Fast-forward 13 years, and there are more organizations, honors and opportunities for women leaders in the region than ever before. Companies are beginning to recognize the fact that they can achieve more when women are at the table, and taking action, from hosting women’s power lunches to participating in the EPIC Corporate Challenge, an initiative of Iowa Women Lead Change that challenges companies to commit to growing and retaining women at all levels of leadership. That’s an excellent thing, and we’re proud to see how the conversation around women’s leadership has evolved.
What hasn’t changed over the past 14 years we’ve been privileged to host the Women of Influence awards is the quality of those nominated. Many people ask us if our honorees are still as outstanding as our earliest classes, considering that the CBJ has already awarded more than 100 women leaders over the years, and the answer is an unequivocal yes.

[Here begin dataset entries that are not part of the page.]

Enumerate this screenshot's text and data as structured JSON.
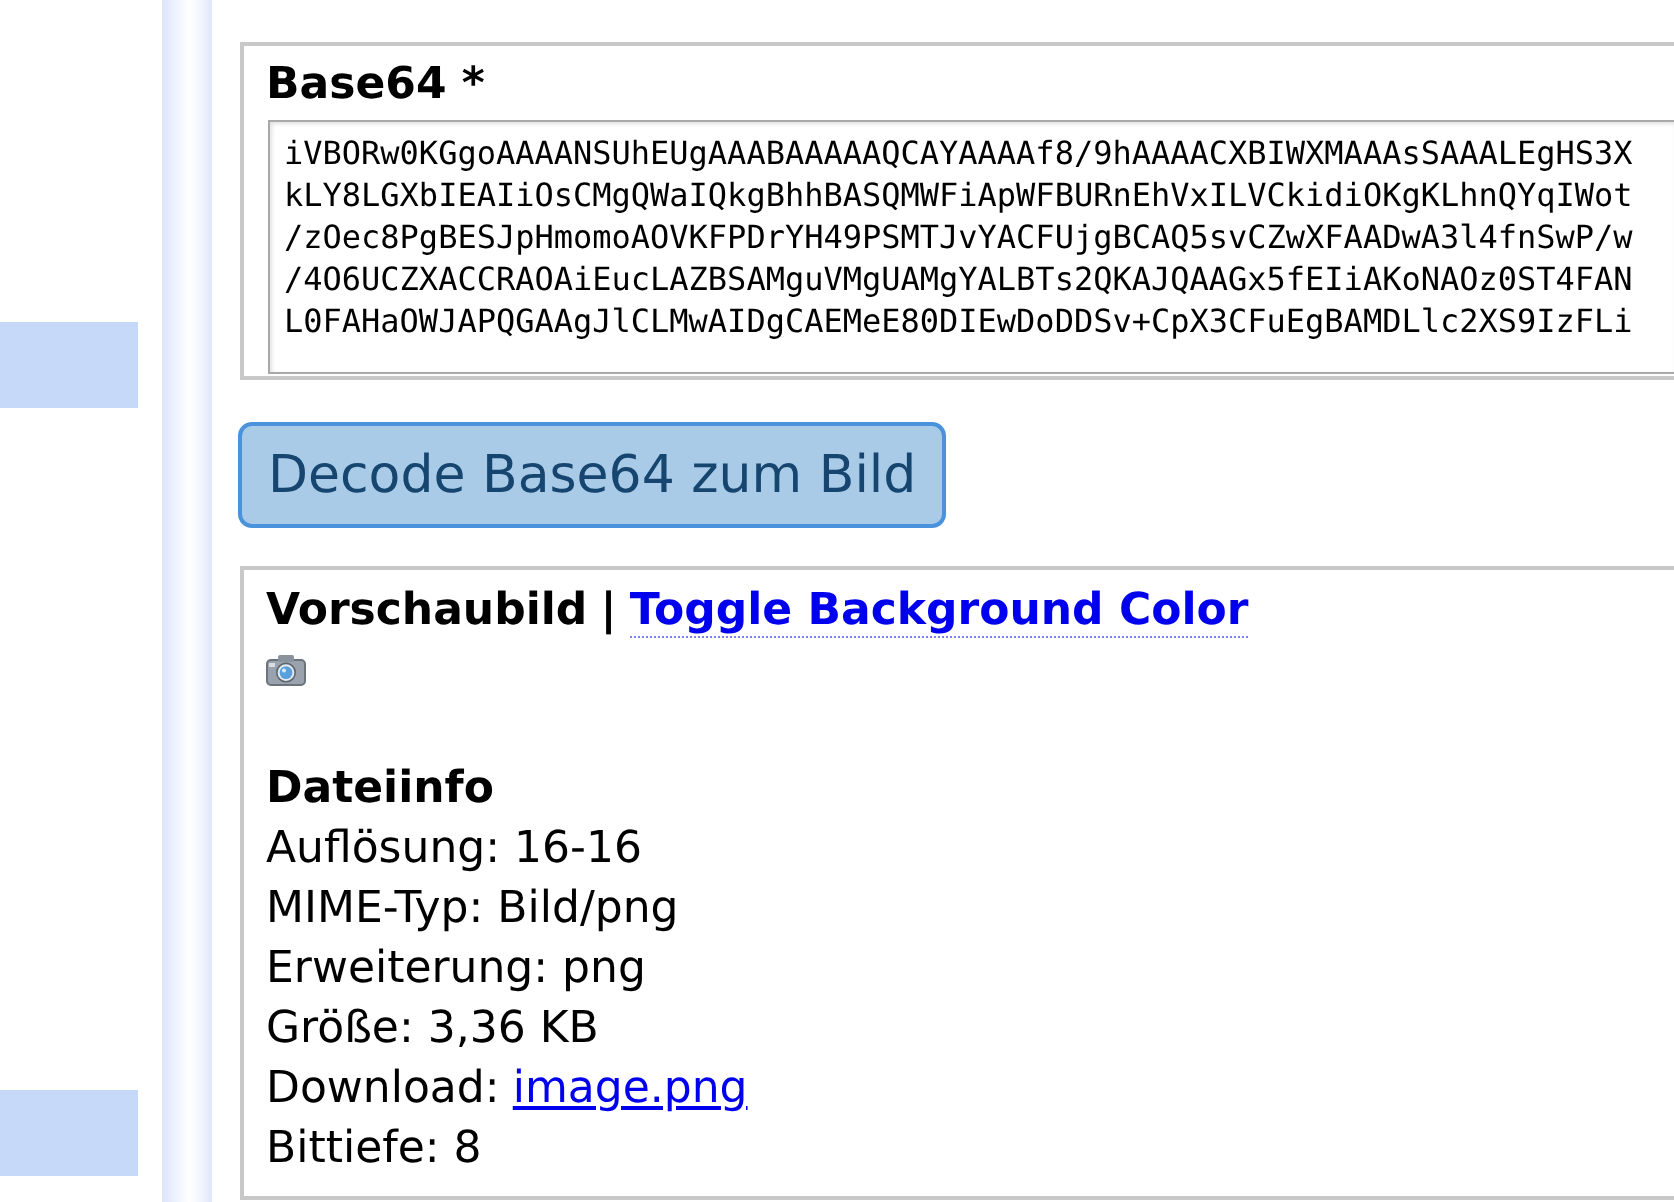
{
  "base64_field": {
    "label": "Base64 *",
    "value_lines": [
      "iVBORw0KGgoAAAANSUhEUgAAABAAAAAQCAYAAAAf8/9hAAAACXBIWXMAAAsSAAALEgHS3X",
      "kLY8LGXbIEAIiOsCMgQWaIQkgBhhBASQMWFiApWFBURnEhVxILVCkidiOKgKLhnQYqIWot",
      "/zOec8PgBESJpHmomoAOVKFPDrYH49PSMTJvYACFUjgBCAQ5svCZwXFAADwA3l4fnSwP/w",
      "/4O6UCZXACCRAOAiEucLAZBSAMguVMgUAMgYALBTs2QKAJQAAGx5fEIiAKoNAOz0ST4FAN",
      "L0FAHaOWJAPQGAAgJlCLMwAIDgCAEMeE80DIEwDoDDSv+CpX3CFuEgBAMDLlc2XS9IzFLi"
    ]
  },
  "decode_button": {
    "label": "Decode Base64 zum Bild"
  },
  "preview": {
    "title": "Vorschaubild",
    "separator": "|",
    "toggle_link": "Toggle Background Color"
  },
  "file_info": {
    "title": "Dateiinfo",
    "rows": [
      {
        "kind": "text",
        "text": "Auflösung: 16-16"
      },
      {
        "kind": "text",
        "text": "MIME-Typ: Bild/png"
      },
      {
        "kind": "text",
        "text": "Erweiterung: png"
      },
      {
        "kind": "text",
        "text": "Größe: 3,36 KB"
      },
      {
        "kind": "link",
        "label": "Download:",
        "link": "image.png"
      },
      {
        "kind": "text",
        "text": "Bittiefe: 8"
      }
    ]
  }
}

Each year we are impressed by the names that come in through the nomination process, and at least once a year a member of our selection committee – comprised of last year’s WOI honorees – will say something to the effect of “I’m glad I got in when I did, because this year was really tough.” Indeed, there is no shortage of leadership talent in the Corridor, and we’re excited to share our latest class with you in this special edition.

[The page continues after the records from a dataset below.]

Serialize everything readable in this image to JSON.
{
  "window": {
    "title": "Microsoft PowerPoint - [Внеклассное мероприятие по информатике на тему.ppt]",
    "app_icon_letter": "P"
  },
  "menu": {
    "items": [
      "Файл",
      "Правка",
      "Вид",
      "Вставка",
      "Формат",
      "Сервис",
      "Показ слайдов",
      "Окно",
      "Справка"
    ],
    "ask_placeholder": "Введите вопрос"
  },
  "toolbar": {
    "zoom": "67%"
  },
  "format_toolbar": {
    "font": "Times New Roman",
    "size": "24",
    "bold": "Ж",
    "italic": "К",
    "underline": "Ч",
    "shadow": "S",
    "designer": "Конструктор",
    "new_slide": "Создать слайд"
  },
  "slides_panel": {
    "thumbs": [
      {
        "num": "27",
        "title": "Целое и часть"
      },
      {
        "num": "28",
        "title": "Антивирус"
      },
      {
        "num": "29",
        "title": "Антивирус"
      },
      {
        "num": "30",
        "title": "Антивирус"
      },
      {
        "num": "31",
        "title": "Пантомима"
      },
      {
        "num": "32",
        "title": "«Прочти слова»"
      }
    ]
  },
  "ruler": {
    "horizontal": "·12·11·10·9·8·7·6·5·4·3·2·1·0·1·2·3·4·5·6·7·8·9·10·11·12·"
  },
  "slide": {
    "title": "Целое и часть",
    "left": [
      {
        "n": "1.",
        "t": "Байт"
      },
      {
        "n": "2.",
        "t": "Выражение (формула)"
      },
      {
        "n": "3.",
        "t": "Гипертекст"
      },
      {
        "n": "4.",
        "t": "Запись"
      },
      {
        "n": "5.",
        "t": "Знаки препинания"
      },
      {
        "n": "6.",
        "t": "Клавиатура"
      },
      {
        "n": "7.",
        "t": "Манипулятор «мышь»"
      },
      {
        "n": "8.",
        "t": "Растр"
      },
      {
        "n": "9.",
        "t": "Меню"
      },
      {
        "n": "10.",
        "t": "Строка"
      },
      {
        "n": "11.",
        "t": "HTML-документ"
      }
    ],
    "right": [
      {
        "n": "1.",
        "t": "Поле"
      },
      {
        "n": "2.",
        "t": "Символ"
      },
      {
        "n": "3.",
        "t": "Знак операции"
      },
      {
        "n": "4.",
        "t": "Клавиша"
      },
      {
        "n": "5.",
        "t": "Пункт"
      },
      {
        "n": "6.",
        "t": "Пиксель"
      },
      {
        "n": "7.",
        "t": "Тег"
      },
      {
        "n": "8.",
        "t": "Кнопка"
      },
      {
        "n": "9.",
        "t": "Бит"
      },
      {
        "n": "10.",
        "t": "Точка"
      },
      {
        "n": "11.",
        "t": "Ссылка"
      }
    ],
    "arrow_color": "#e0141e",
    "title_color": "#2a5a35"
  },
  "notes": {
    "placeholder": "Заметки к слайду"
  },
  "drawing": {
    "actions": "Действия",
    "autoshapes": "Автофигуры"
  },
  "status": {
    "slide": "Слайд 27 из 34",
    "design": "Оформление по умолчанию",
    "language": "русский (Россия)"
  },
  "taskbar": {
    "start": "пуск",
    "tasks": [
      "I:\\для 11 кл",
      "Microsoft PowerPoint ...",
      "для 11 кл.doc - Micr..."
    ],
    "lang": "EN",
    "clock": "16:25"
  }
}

Interestingly enough, each class in our Women of Influence program seems to develop its own collective identity or trademark as we work through our interviews and profiles. This year’s class sets itself apart by the broad reach of its impact, whether in government, education, health care or philanthropy.
Janet Godwin, of ACT Inc., was instrumental in helping to develop the nonprofit’s early computer-based testing program for college-bound students, while Mary Ann Osborn, of UnityPoint Health, is transforming patient care for millions of people through her role overseeing nearly 6,000 nurses in Iowa, Wisconsin and Illinois. Mary Ferentz has personally raised more than $1.5 million for the University of Iowa Stead Family Children’s Hospital through her philanthropic work, while Angie Charipar has worked tirelessly behind the scenes as assistant to the city manager to help rebuild Cedar Rapids following the flood of 2008.
Even this year’s youngest honorees are making an outsized impact. Brooke Fitzgerald, owner of The Early Bird in downtown Cedar Rapids, has become a fundraising force for causes ranging from cancer to education; Pheobe Trepp, executive director of the Willis Dady Homeless Shelter in Cedar Rapids, has worked to revamp the nonprofit’s programs and funding streams so it can better serve those in need.
“Phoebe is an unsung hero within our community. She advocates for those who find themselves in the shadows, existing at the margins and without a voice,” wrote Ben Rogers, of the Linn County Board of Supervisors. “She will not only move mountains to find the services and supports that a person needs, but she also cares deeply about the human condition. Phoebe’s greatest strength is helping people find hope when all seems lost.”
We hope you’ll be inspired by the stories of these 10 women while reading the profiles in this special issue, and take time to thank and support the strong women in your life.